Short Description
The collection Evertebrata varia of the Natural History Museum Vienna includes most invertebrate groups not represented in the several museum collections dedicated to the arthropods and molluscs. The collection is taxonomically very wide, from the more basal sponges, corals and ctenophores, all the way to the more divergent annelids, round worms and echinoderms, just to name a few. Actually comprising more than 20 collections dedicated to individual phyla (and a total of more than 30,000 specimens), the Evertebrata varia collection also houses the informal unicellular group of the “Protozoa” and the chordate subphylum Cephalochordata, making it the most taxonomically diverse of the zoological collections at the Natural History Museum Vienna. It is also mostly an international collection, with specimens originating from all over the world.
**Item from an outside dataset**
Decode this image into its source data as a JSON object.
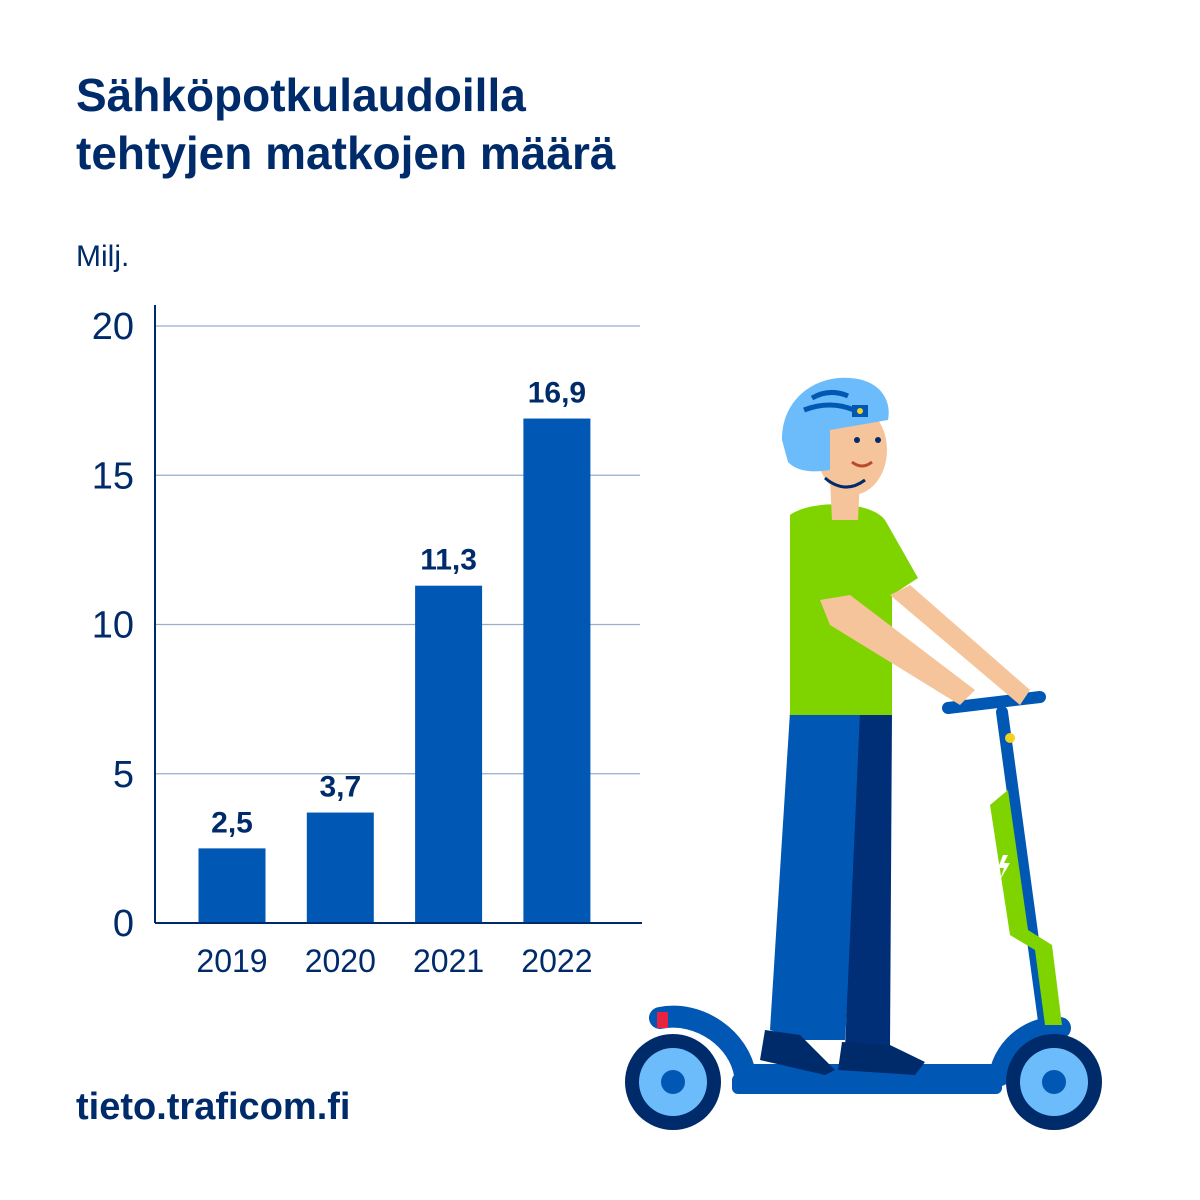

Many of the invertebrate groups represented here are at least partially marine, and some groups, such as the ctenophores and echinoderms, are in fact exclusively marine. This means the collection is an open window to the marine realm, and therefore very unique for a landlocked country like Austria.
Contact Person
Dr. Pedro Frade
Research Services
Identification of animals (groups represented in the collection) possible upon request
Tissue samples for DNA analyses available for research projects with cooperation partners
Methods & Expertise for Research Infrastructure
Description (taxonomy), distribution analysis (biogeography), ecology (site requirements, reproduction, etc.) and systematics (species relationships) of corals. Phylogenetics, phylogenomics and integrated systematics are applied to explore coral biodiversity and evolutionary ecology, based on the extensive collections available and own new collections from the field. There is a particular focus on the role of microbial symbionts in coral adaptation and evolution.